The Center for Rural Affairs sponsored the Empowerment for Latina Women in Business Conference, which came this week to the Ramada Inn and River’s Edge Convention Center in Columbus. Special speakers from all corners of the business world came to talk about topics like strategic planning, marketing and promotion and understanding the many legal issues that arise from starting a business. […]
In addition, Latina businesswomen from across Nebraska shared their stories about entrepreneurship and inclusion through various panels held during the event.
“We decided that there’s a real need for a conference that’s just focused on Latino and Latina business owners,” Pratt said. “We really felt that there was a need for a conference that (was) Spanish-speaking, predominantly, and only so that the attendees wouldn’t feel like they needed to have materials translated. We wanted the Latino community to feel welcome, and making it a Spanish-only conference was a really good way to target those individuals and make them feel like this resource is here specifically for them.”
Representatives from the Latino Business Centers were in attendance, including two female Latino Loan Specialists: Griselda Rendon, based in Grand Island, and Veronica Spindola, based in Columbus. Spindola said she was proud to see the event come to Columbus, and with the expanding Hispanic population, she felt that it would have an enormous impact on the local business representatives in attendance.
“The Hispanic population in Columbus is growing really fast,” Spindola said. “When you see the business side of the Hispanics, a lot of them are women, so this event being directed at women entrepreneurs in this area, I think it’s very reassuring for them. It’s going to give them a lot of information and it’s also going to give us a lot of information about what’s out there, so we can reach out to them and help them.”

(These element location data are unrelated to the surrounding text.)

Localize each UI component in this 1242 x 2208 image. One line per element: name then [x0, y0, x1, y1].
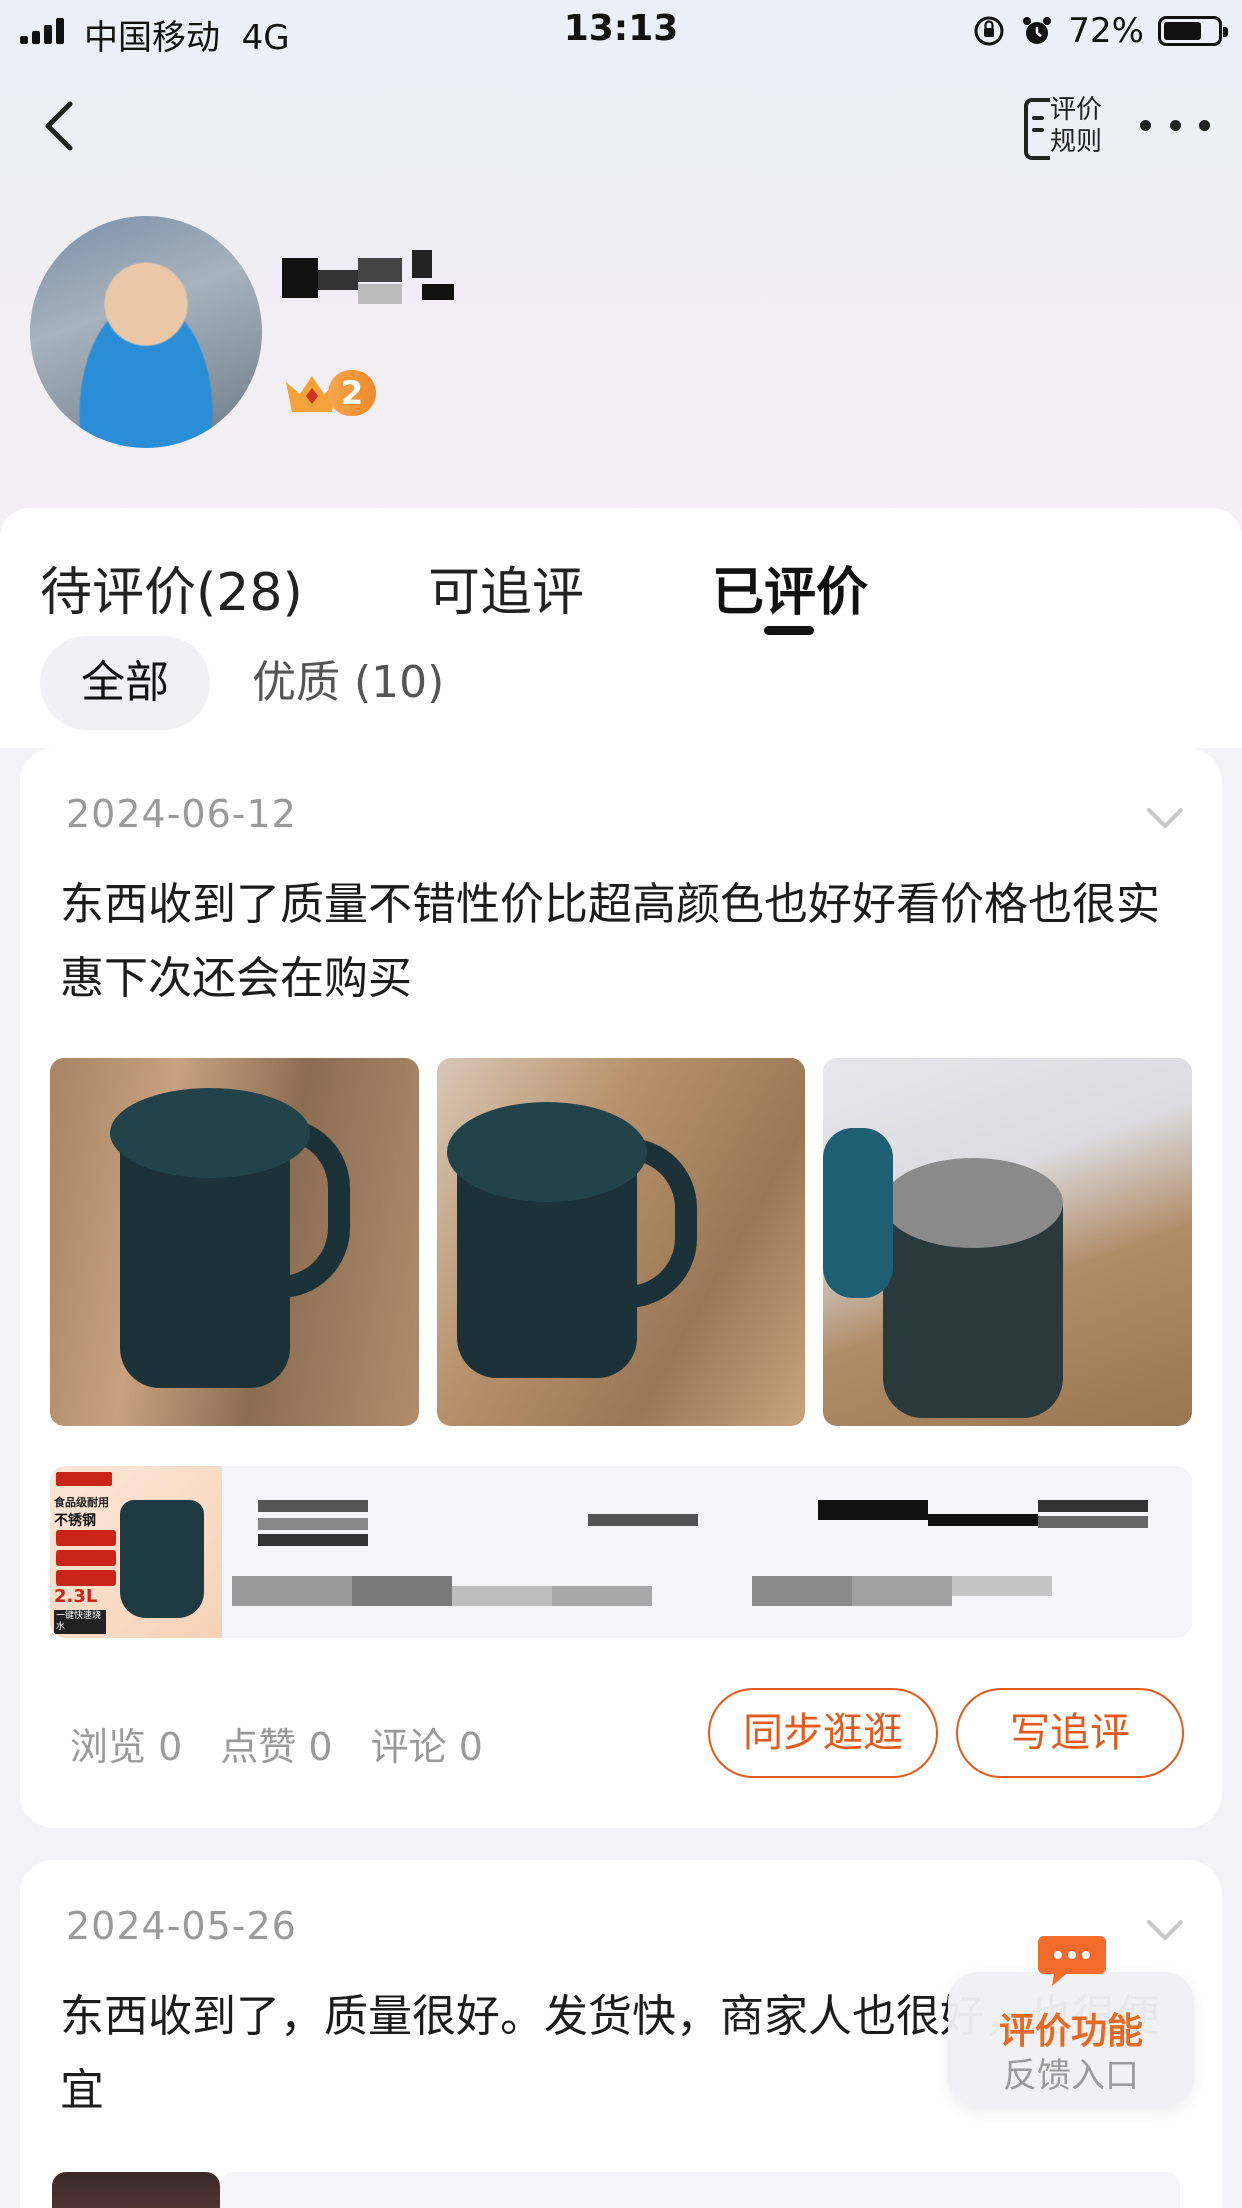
tab-pending[interactable]: 待评价(28) — [40, 550, 303, 625]
tab-follow-up[interactable]: 可追评 — [428, 550, 584, 625]
filter-quality[interactable]: 优质 (10) — [252, 636, 444, 730]
back-button[interactable] — [36, 96, 84, 156]
review-date: 2024-05-26 — [66, 1904, 297, 1948]
rules-label-line1: 评价 — [1050, 95, 1103, 125]
avatar — [30, 216, 262, 448]
write-follow-up-button[interactable]: 写追评 — [956, 1688, 1184, 1778]
review-date: 2024-06-12 — [66, 792, 297, 836]
review-stats: 浏览 0 点赞 0 评论 0 — [70, 1716, 483, 1771]
feedback-title: 评价功能 — [998, 2011, 1143, 2052]
chevron-down-icon[interactable] — [1146, 1918, 1184, 1942]
tab-indicator — [764, 626, 814, 635]
username-redacted — [282, 250, 482, 314]
chevron-down-icon[interactable] — [1146, 806, 1184, 830]
product-thumb-capacity: 2.3L — [54, 1586, 98, 1607]
battery-icon — [1158, 16, 1228, 46]
battery-percent: 72% — [1068, 11, 1144, 51]
product-thumbnail: 食品级耐用 不锈钢 2.3L 一键快速烧水 — [50, 1466, 222, 1638]
review-feedback-button[interactable]: 评价功能 反馈入口 — [948, 1936, 1194, 2108]
chevron-left-icon — [45, 101, 73, 151]
product-link[interactable]: 食品级耐用 不锈钢 2.3L 一键快速烧水 — [50, 1466, 1192, 1638]
review-photo[interactable] — [436, 1058, 806, 1426]
more-button[interactable] — [1140, 110, 1210, 140]
views-stat: 浏览 0 — [70, 1725, 183, 1769]
sync-to-guangguang-button[interactable]: 同步逛逛 — [708, 1688, 938, 1778]
review-photo[interactable] — [50, 1058, 419, 1426]
member-level-badge: 2 — [282, 368, 386, 418]
review-rules-button[interactable]: 评价 规则 — [1018, 92, 1108, 166]
review-text: 东西收到了质量不错性价比超高颜色也好好看价格也很实惠下次还会在购买 — [60, 879, 1160, 1004]
likes-stat: 点赞 0 — [220, 1725, 333, 1769]
more-dots-icon — [1140, 119, 1151, 131]
feedback-subtitle: 反馈入口 — [1003, 2056, 1139, 2096]
tab-reviewed[interactable]: 已评价 — [712, 550, 868, 625]
rules-label-line2: 规则 — [1050, 127, 1103, 157]
product-thumbnail — [52, 2172, 220, 2208]
tabs-panel: 待评价(28) 可追评 已评价 全部 优质 (10) — [0, 508, 1242, 748]
orientation-lock-icon — [974, 16, 1004, 46]
product-thumb-line1: 食品级耐用 — [54, 1496, 109, 1509]
alarm-icon — [1023, 17, 1052, 44]
status-right: 72% — [972, 8, 1228, 54]
review-card: 2024-06-12 东西收到了质量不错性价比超高颜色也好好看价格也很实惠下次还… — [20, 748, 1222, 1828]
product-thumb-badge: 一键快速烧水 — [54, 1610, 106, 1634]
product-title-redacted — [232, 1500, 1158, 1610]
product-link[interactable] — [220, 2172, 1180, 2208]
chat-bubble-icon — [1038, 1936, 1106, 1986]
comments-stat: 评论 0 — [370, 1725, 483, 1769]
filter-all[interactable]: 全部 — [40, 636, 210, 730]
product-thumb-line2: 不锈钢 — [54, 1513, 96, 1529]
review-photo[interactable] — [823, 1058, 1193, 1426]
level-number: 2 — [328, 370, 376, 416]
review-photos — [50, 1058, 1193, 1426]
status-bar: 中国移动 4G 13:13 72% — [0, 0, 1242, 62]
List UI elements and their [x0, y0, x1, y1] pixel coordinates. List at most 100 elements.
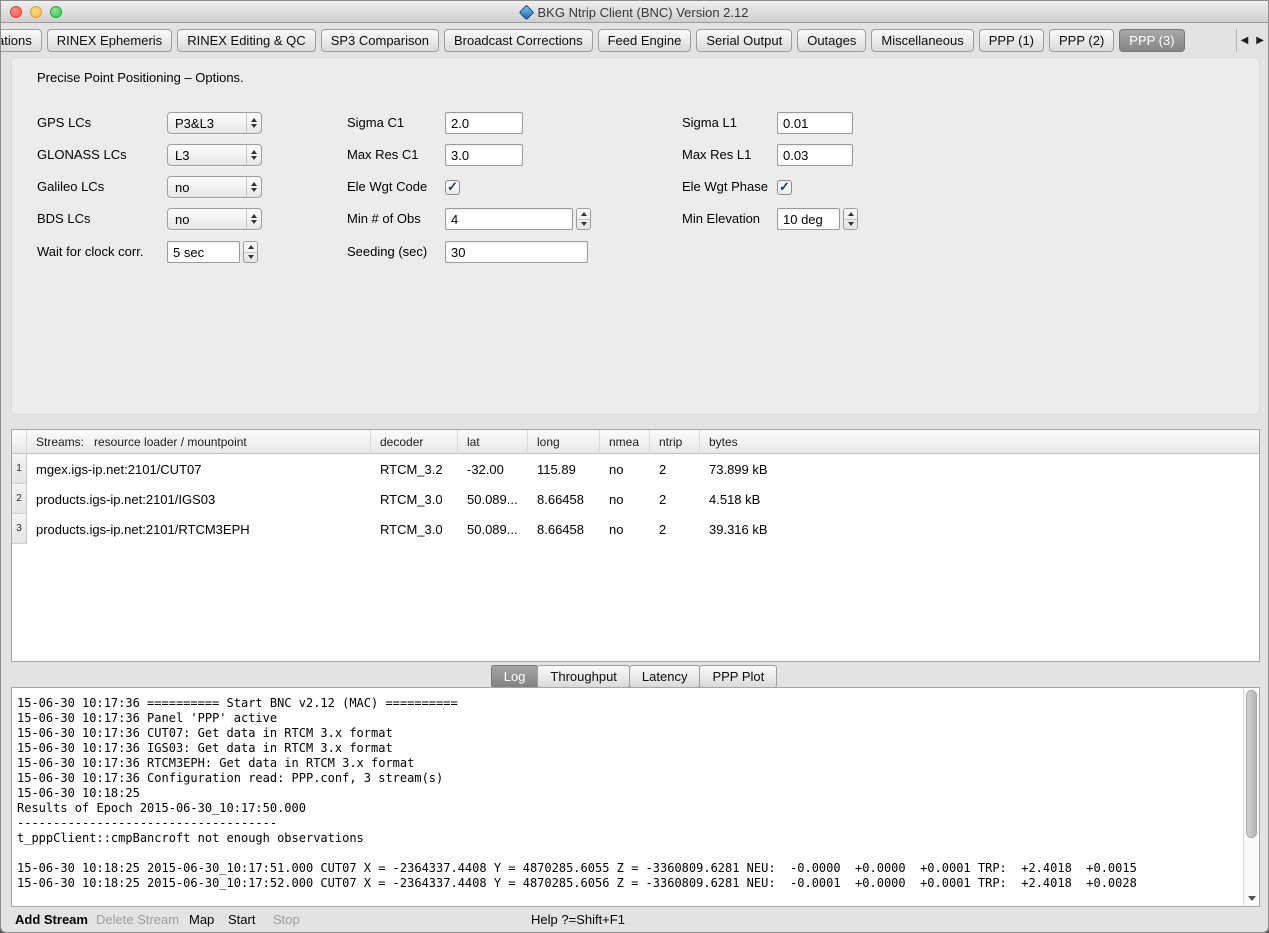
- wait-clock-stepper[interactable]: [243, 241, 258, 263]
- min-elevation-stepper[interactable]: [843, 208, 858, 230]
- max-res-l1-input[interactable]: [777, 144, 853, 166]
- stream-row-2[interactable]: 2 products.igs-ip.net:2101/IGS03 RTCM_3.…: [12, 484, 1259, 514]
- wait-clock-label: Wait for clock corr.: [37, 241, 143, 263]
- min-obs-stepper[interactable]: [576, 208, 591, 230]
- cell-long: 115.89: [528, 454, 600, 484]
- stop-button: Stop: [273, 912, 300, 927]
- cell-mountpoint: products.igs-ip.net:2101/RTCM3EPH: [27, 514, 371, 544]
- bds-lcs-label: BDS LCs: [37, 208, 90, 230]
- cell-long: 8.66458: [528, 514, 600, 544]
- tab-ppp-1[interactable]: PPP (1): [979, 29, 1044, 52]
- glonass-lcs-label: GLONASS LCs: [37, 144, 127, 166]
- spin-down-icon[interactable]: [577, 220, 590, 230]
- tab-log[interactable]: Log: [491, 665, 539, 688]
- spin-up-icon[interactable]: [844, 209, 857, 220]
- ele-wgt-code-checkbox[interactable]: ✓: [445, 180, 460, 195]
- row-number: 1: [12, 454, 27, 484]
- spin-down-icon[interactable]: [244, 253, 257, 263]
- tab-feed-engine[interactable]: Feed Engine: [598, 29, 692, 52]
- gps-lcs-select[interactable]: P3&L3: [167, 112, 262, 134]
- add-stream-button[interactable]: Add Stream: [15, 912, 88, 927]
- log-line: 15-06-30 10:17:36 IGS03: Get data in RTC…: [17, 741, 1239, 756]
- sigma-c1-input[interactable]: [445, 112, 523, 134]
- seeding-input[interactable]: [445, 241, 588, 263]
- log-line: Results of Epoch 2015-06-30_10:17:50.000: [17, 801, 1239, 816]
- output-tab-bar: Log Throughput Latency PPP Plot: [1, 665, 1268, 688]
- tab-ppp-plot[interactable]: PPP Plot: [699, 665, 777, 688]
- tab-rinex-ephemeris[interactable]: RINEX Ephemeris: [47, 29, 172, 52]
- log-line: 15-06-30 10:17:36 Panel 'PPP' active: [17, 711, 1239, 726]
- log-panel: 15-06-30 10:17:36 ========== Start BNC v…: [11, 687, 1260, 907]
- max-res-c1-input[interactable]: [445, 144, 523, 166]
- log-content: 15-06-30 10:17:36 ========== Start BNC v…: [17, 696, 1239, 891]
- min-obs-input[interactable]: [445, 208, 573, 230]
- tab-scroll-left-icon[interactable]: ◀: [1241, 29, 1249, 52]
- stream-row-3[interactable]: 3 products.igs-ip.net:2101/RTCM3EPH RTCM…: [12, 514, 1259, 544]
- min-elevation-label: Min Elevation: [682, 208, 760, 230]
- spin-up-icon[interactable]: [577, 209, 590, 220]
- cell-decoder: RTCM_3.0: [371, 484, 458, 514]
- max-res-c1-label: Max Res C1: [347, 144, 419, 166]
- app-icon: [518, 4, 534, 20]
- log-line: ------------------------------------: [17, 816, 1239, 831]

Rendon and Spindola help people through a program called the Rural Enterprise Assistance Project, which sets up the Latino Business Centers across the state. Initially, there were only two, including Rendon’s office in Grand Island. Now, the program has expanded, with five different offices covering all corners of the state, including Columbus. They help businesses with loans to help them get on their way, while also providing them with the legal assistance needed to navigate a different world than the one they may be used to.
“The advantage of this is helping to guide businesses and making sure they’re doing the legal way,” Rendon said. “Back in our countries, anyone can set out a table and sell stuff. There are no legalities as far as registering the business name, getting the EIN, paying sales tax, anything like that. Coming to the United States and having to do that, it’s complicated. They don’t understand the process, some of them may not be doing it (right) and then they run into issues. We’re here to help them with that.”
All legalities aside, the main purpose of the event was to get Latina women more engaged with their business. Center for Rural Affairs officials hoped that people would have more knowledge about resources and people that they could contact if they needed the help, from Centro Hispano here in Columbus to the various Latino Business Centers across the state. Mainly, they just wanted people to be more informed and better prepared.
“We really care about the networking that’s happening,” Pratt said. “We want them to understand from the network of people around them what they should be doing as a business owner to be successful. When they leave this conference, they’ll come away with the resources and networks that they can call on in the future. (Even) if they don’t need these resources right now, they might in one to five years, and we want them to know where these resources are and how to get a hold of them.”